Et si la prise d’aspirine augmentait le risque de développer une dégénérescence maculaire liée à l’âge (DMLA) ? Première cause de handicap visuel chez les personnes de plus de 50 ans dans les pays industrialisés, la DMLA pourrait être associée à une consommation quotidienne d’aspirine. Qu’en est-il exactement ?

 

Qu’est-ce que la DMLA ?

 

La DMLA est une maladie dégénérative de la rétine qui touche les personnes de plus de 50 ans. Plus précisément, elle correspond à une dégradation d’une partie de la rétine, la macula, pouvant mener à la perte de la vision centrale. La macula désigne la zone centrale de la rétine située à l’arrière de l’œil. Cette partie de l’œil est responsable de la vision centrale et de la vision fine. C’est pourquoi, les personnes touchées par la DMLA ne souffrent jamais de cécité complète puisqu’ils gardent leur vision périphérique même à un stade avancé.

 

Il existe deux formes de DMLA : DMLA atrophique, ou sèche, qui correspond à un amincissement anormal de la macula, et la DMLA exsudative, ou humide qui se caractérise par le développement de vaisseaux sanguins (appelés néo-vaisseaux) dans la macula.

 

Quel est le lien entre l’aspirine et la DMLA ?

 

L’aspirine figure parmi les médicaments les plus connus et les plus utilisés au monde. Ce médicament en vente libre possède de nombreuses propriétés antalgiques, pour lutter contre la douleur, antipyrétiques, pour lutter contre la fièvre, et anti-inflammatoire à forte dose. L’aspirine est aussi utilisée à faible dose pour son effet fluidifiant sanguin, notamment pour les personnes qui présentent un risque accru d’accidents cardiovasculaires.

 

Selon une étude australienne publiée dans le « JAMA Internal Medicine », il peut exister un lien entre une prise régulière d’aspirine et un risque accru DMLA. En effet, selon une équipe de chercheurs de l’Université de Sydney en Australie menée par le Docteur Gerald Liew, les personnes prenant de l’aspirine au moins une fois par semaine ont plus de risques de développer une DMLA dans sa forme exsudative.

 

Cette étude menée pendant 15 années concernait 2389 personnes dont 257 consommaient au moins une fois par semaine de l’aspirine.
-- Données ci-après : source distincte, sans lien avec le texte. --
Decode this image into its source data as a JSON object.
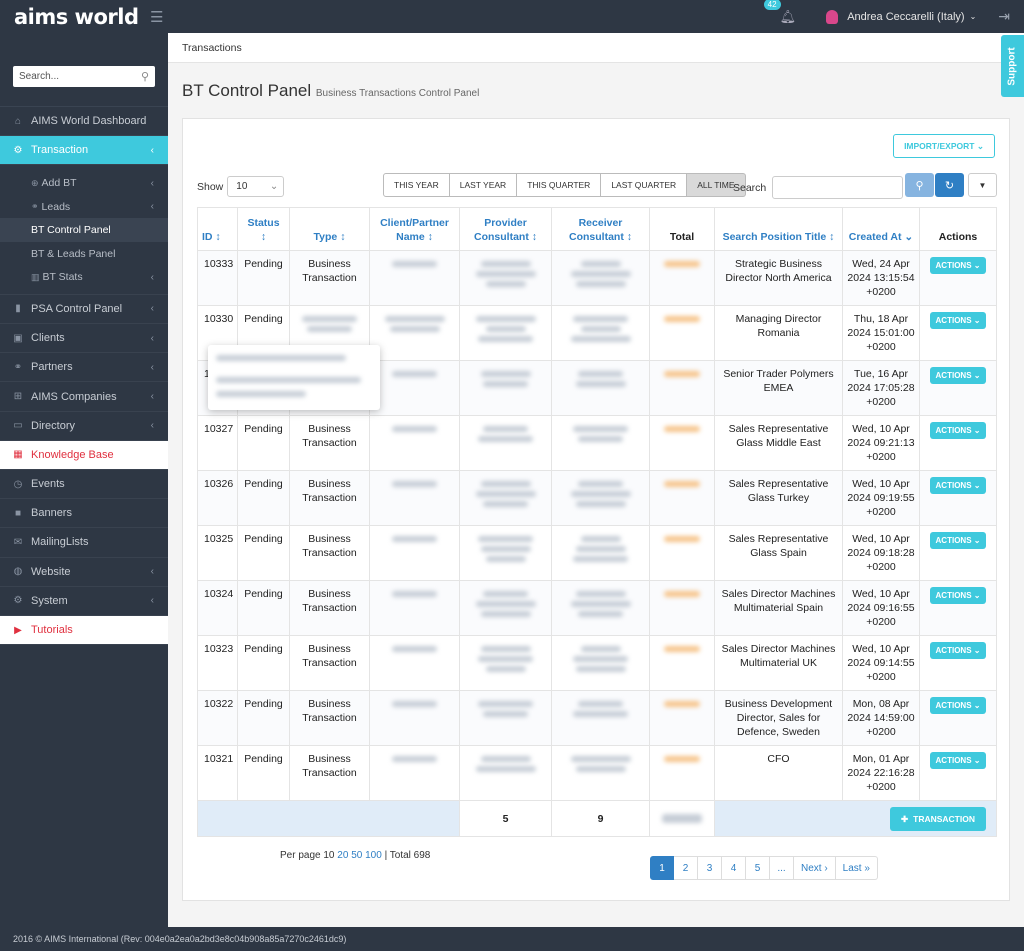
{
  "header": {
    "logo": "aims world",
    "notif_count": "42",
    "user_name": "Andrea Ceccarelli (Italy)"
  },
  "sidebar": {
    "search_placeholder": "Search...",
    "items": [
      {
        "label": "AIMS World Dashboard",
        "icon": "home-icon"
      },
      {
        "label": "Transaction",
        "icon": "cogs-icon"
      },
      {
        "label": "Add BT",
        "icon": "plus-circle-icon"
      },
      {
        "label": "Leads",
        "icon": "link-icon"
      },
      {
        "label": "BT Control Panel"
      },
      {
        "label": "BT & Leads Panel"
      },
      {
        "label": "BT Stats",
        "icon": "bar-chart-icon"
      },
      {
        "label": "PSA Control Panel",
        "icon": "bookmark-icon"
      },
      {
        "label": "Clients",
        "icon": "briefcase-icon"
      },
      {
        "label": "Partners",
        "icon": "link-icon"
      },
      {
        "label": "AIMS Companies",
        "icon": "sitemap-icon"
      },
      {
        "label": "Directory",
        "icon": "folder-icon"
      },
      {
        "label": "Knowledge Base",
        "icon": "grid-icon"
      },
      {
        "label": "Events",
        "icon": "clock-icon"
      },
      {
        "label": "Banners",
        "icon": "square-icon"
      },
      {
        "label": "MailingLists",
        "icon": "envelope-icon"
      },
      {
        "label": "Website",
        "icon": "globe-icon"
      },
      {
        "label": "System",
        "icon": "gear-icon"
      },
      {
        "label": "Tutorials",
        "icon": "youtube-icon"
      }
    ]
  },
  "breadcrumb": "Transactions",
  "support": "Support",
  "page": {
    "title": "BT Control Panel",
    "subtitle": "Business Transactions Control Panel"
  },
  "toolbar": {
    "import_export": "IMPORT/EXPORT",
    "show_label": "Show",
    "show_value": "10",
    "ranges": [
      "THIS YEAR",
      "LAST YEAR",
      "THIS QUARTER",
      "LAST QUARTER",
      "ALL TIME"
    ],
    "search_label": "Search"
  },
  "table": {
    "headers": {
      "id": "ID",
      "status": "Status",
      "type": "Type",
      "client": "Client/Partner Name",
      "provider": "Provider Consultant",
      "receiver": "Receiver Consultant",
      "total": "Total",
      "position": "Search Position Title",
      "created": "Created At",
      "actions": "Actions"
    },
    "action_label": "ACTIONS",
    "rows": [
      {
        "id": "10333",
        "status": "Pending",
        "type": "Business Transaction",
        "position": "Strategic Business Director North America",
        "created": "Wed, 24 Apr 2024 13:15:54 +0200"
      },
      {
        "id": "10330",
        "status": "Pending",
        "type": "",
        "position": "Managing Director Romania",
        "created": "Thu, 18 Apr 2024 15:01:00 +0200"
      },
      {
        "id": "1",
        "status": "",
        "type": "",
        "position": "Senior Trader Polymers EMEA",
        "created": "Tue, 16 Apr 2024 17:05:28 +0200"
      },
      {
        "id": "10327",
        "status": "Pending",
        "type": "Business Transaction",
        "position": "Sales Representative Glass Middle East",
        "created": "Wed, 10 Apr 2024 09:21:13 +0200"
      },
      {
        "id": "10326",
        "status": "Pending",
        "type": "Business Transaction",
        "position": "Sales Representative Glass Turkey",
        "created": "Wed, 10 Apr 2024 09:19:55 +0200"
      },
      {
        "id": "10325",
        "status": "Pending",
        "type": "Business Transaction",
        "position": "Sales Representative Glass Spain",
        "created": "Wed, 10 Apr 2024 09:18:28 +0200"
      },
      {
        "id": "10324",
        "status": "Pending",
        "type": "Business Transaction",
        "position": "Sales Director Machines Multimaterial Spain",
        "created": "Wed, 10 Apr 2024 09:16:55 +0200"
      },
      {
        "id": "10323",
        "status": "Pending",
        "type": "Business Transaction",
        "position": "Sales Director Machines Multimaterial UK",
        "created": "Wed, 10 Apr 2024 09:14:55 +0200"
      },
      {
        "id": "10322",
        "status": "Pending",
        "type": "Business Transaction",
        "position": "Business Development Director, Sales for Defence, Sweden",
        "created": "Mon, 08 Apr 2024 14:59:00 +0200"
      },
      {
        "id": "10321",
        "status": "Pending",
        "type": "Business Transaction",
        "position": "CFO",
        "created": "Mon, 01 Apr 2024 22:16:28 +0200"
      }
    ],
    "footer": {
      "provider_count": "5",
      "receiver_count": "9",
      "add_label": "TRANSACTION"
    }
  },
  "pagination": {
    "per_page_label": "Per page 10",
    "opt_20": "20",
    "opt_50": "50",
    "opt_100": "100",
    "total": "| Total 698",
    "pages": [
      "1",
      "2",
      "3",
      "4",
      "5",
      "...",
      "Next ›",
      "Last »"
    ]
  },
  "footer": "2016 © AIMS International (Rev: 004e0a2ea0a2bd3e8c04b908a85a7270c2461dc9)",
  "colors": {
    "accent": "#3ec9dd",
    "dark": "#2e3744",
    "link": "#2f7fc4",
    "danger": "#e0303f"
  }
}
Un examen de la rétine a été pratiqué tous les 5 ans sur les participants à l’étude dans le but de documenter le potentiel lien entre l’aspirine et le risque de DMLA.

 

Le risque de développement de DMLA humide chez les sujets ne consommant pas d’aspirine était de :

 

  • 0,8 % à cinq ans ;
  • 1,6 % à dix ans ;
  • et 3,7 % à quinze ans.

 

Chez les personnes utilisant régulièrement de l’aspirine, les incidences cumulatives étaient de :

 

  • 1,9 % à cinq ans ;
  • 7 % à dix ans ;
  • et 9,3 % à quinze ans.

 

Les données de l’étude australienne confirment celle d’une étude européenne du Centre Médical Académique et de l’Institut de Neuroscience des Pays-Bas qui ont évalué l’association entre l’aspirine et le risque de DMLA. Cette étude associe également un risque accru de DMLA à une consommation fréquente d’aspirine. Selon les données de cette étude, le risque augmenterait avec la fréquence de la consommation.

 

Pour les professionnels de santé, toute décision d’interrompre un traitement par l’aspirine doit être réfléchie au cas par cas. Il est fortement déconseillé de modifier son traitement sans en avoir discuté avec son médecin.

 

Quels sont les autres facteurs de risque de la DMLA ?

 

L’origine précise de la DMLA est encore mal connue. Toutefois il existe certains facteurs de risque pouvant expliquer cette maladie dégénérative : l’âge, la consommation de tabac et les prédispositions génétiques notamment. La surcharge pondérale, l’alimentation, une exposition excessive à la lumière et des antécédents de maladie cardiovasculaire peuvent également augmenter le risque de développer une DMLA.